The crew remained in the cove to await good weather and arrange for a dive inspection.
Divers found no signs of penetration of the hull, and there was no flooding in the barge's void spaces.

After the ATB reached Seward, it was drydocked for a class inspection.
The damage included a 16-20 foot long dents in the bottom plating and frame damage in the same area, in way of the centerline forward ballast tank.
The total estimated cost of repairs came to about $1.5 million.

Hull damage along the bottom of the barge (NTSB)


Frame damage inside the ballast tank (NTSB)

While the rock was not visible from the surface, it was a charted hazard, and it appeared on the NOAA chart that the master had used to prepare the voyage plan.

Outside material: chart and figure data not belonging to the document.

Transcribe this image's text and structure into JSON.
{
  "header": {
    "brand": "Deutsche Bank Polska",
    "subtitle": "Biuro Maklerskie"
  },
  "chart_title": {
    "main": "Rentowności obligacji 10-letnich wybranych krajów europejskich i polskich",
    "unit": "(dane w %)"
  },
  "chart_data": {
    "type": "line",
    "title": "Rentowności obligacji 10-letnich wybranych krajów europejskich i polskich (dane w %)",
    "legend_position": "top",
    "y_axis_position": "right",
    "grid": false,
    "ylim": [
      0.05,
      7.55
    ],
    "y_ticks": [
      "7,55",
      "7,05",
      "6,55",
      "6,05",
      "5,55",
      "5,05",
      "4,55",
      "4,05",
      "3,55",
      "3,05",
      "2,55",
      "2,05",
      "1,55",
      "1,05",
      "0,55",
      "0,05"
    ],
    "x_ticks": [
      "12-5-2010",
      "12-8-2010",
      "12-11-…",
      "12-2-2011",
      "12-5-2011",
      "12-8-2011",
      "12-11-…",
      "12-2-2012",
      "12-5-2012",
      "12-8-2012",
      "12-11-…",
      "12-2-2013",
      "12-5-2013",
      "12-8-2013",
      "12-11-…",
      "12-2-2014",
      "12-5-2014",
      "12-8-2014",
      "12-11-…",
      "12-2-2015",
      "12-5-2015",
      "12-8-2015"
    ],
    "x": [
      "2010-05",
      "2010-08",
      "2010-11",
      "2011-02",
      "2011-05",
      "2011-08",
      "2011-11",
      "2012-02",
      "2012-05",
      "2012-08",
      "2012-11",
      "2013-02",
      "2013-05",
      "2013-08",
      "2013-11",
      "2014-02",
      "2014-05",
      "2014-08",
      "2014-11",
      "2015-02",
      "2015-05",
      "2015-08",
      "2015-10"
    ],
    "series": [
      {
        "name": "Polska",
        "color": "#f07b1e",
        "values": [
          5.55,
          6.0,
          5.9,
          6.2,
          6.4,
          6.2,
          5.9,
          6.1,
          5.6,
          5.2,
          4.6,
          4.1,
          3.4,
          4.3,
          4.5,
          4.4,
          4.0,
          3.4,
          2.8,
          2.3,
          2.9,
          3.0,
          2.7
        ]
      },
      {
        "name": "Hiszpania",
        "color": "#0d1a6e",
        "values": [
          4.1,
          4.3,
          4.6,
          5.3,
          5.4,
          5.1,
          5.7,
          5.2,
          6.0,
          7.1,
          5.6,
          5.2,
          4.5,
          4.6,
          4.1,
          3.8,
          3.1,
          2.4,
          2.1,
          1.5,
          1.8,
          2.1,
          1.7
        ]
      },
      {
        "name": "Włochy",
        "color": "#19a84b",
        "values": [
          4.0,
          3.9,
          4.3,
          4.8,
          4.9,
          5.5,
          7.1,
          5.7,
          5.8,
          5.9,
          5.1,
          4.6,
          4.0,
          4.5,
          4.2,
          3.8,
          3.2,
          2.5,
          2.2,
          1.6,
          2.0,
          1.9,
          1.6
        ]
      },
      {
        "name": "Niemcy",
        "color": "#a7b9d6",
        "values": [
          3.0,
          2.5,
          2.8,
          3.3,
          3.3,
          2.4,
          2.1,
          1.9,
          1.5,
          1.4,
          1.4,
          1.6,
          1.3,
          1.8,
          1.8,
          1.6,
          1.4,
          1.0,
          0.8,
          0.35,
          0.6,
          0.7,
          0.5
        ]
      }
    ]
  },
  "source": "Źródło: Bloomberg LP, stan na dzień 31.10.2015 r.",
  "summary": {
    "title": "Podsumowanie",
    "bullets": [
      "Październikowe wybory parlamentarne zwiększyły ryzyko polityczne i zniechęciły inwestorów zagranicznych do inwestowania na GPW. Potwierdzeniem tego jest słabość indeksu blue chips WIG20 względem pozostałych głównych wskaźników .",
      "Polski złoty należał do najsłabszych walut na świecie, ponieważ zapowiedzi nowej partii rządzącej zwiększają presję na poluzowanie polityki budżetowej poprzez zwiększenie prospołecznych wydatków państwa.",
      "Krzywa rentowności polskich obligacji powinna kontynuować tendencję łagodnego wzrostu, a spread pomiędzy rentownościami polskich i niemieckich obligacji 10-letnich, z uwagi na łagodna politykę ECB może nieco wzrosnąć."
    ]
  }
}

ENC US4AK5PM, as viewed by investigators using an equivalent ECS.
The chart shows an isolated danger symbol over the rock that the ATB struck.
(Backgroundsource: NOAA ENC as viewed on Rose Point ECS)
 
RNC for the area near Shakmanof Cove.
The symbol for the rock in the area of the grounding is indicated by a red circle.
(Background Source: NOAA Chart 16594, 14th Edition, January 2015)
visualization with the GeoGarage platform
 
ENC US4AK5PM, for the area near Shakmanof Cove, as viewed by investigators using an equivalent ECS.
The asterisk symbol for the rock in the area of the grounding is indicated by a red circle.
(Background source: NOAA ENC as viewed on Rose Point ECS)
 
The tug's master and mate used the common ECS platform Rose Point, often found on working vessels in Alaska.
The system has a depth contour safety feature that highlights shoals and hazards based on the vessel's draft, but the crew told NTSB they didn't use it.
The reason, they said, was that "the soundings don't really mean anything" in Western Alaska, where much of the survey data dates back many decades.
The software can also highlight isolated dangers, like this submerged rock, but that option was turned off.
The company's policy in its SMS did not require the use of these features, and the firm did not give its crews formal training on the use of the software.
 
US4AK5PM NOAA visualizations
 
"When investigators viewed the area on an equivalent ECS, the asterisk marking the rock was displayed alongside soundings of similar size and color, so it is possible that the captain mistook the asterisk for a depth sounding or other chart information when plotting and reviewing the route," concluded NTSB. "Using other available resources, such as the Coast Pilot, would have helped the captain in identifying the rock when planning and reviewing the route."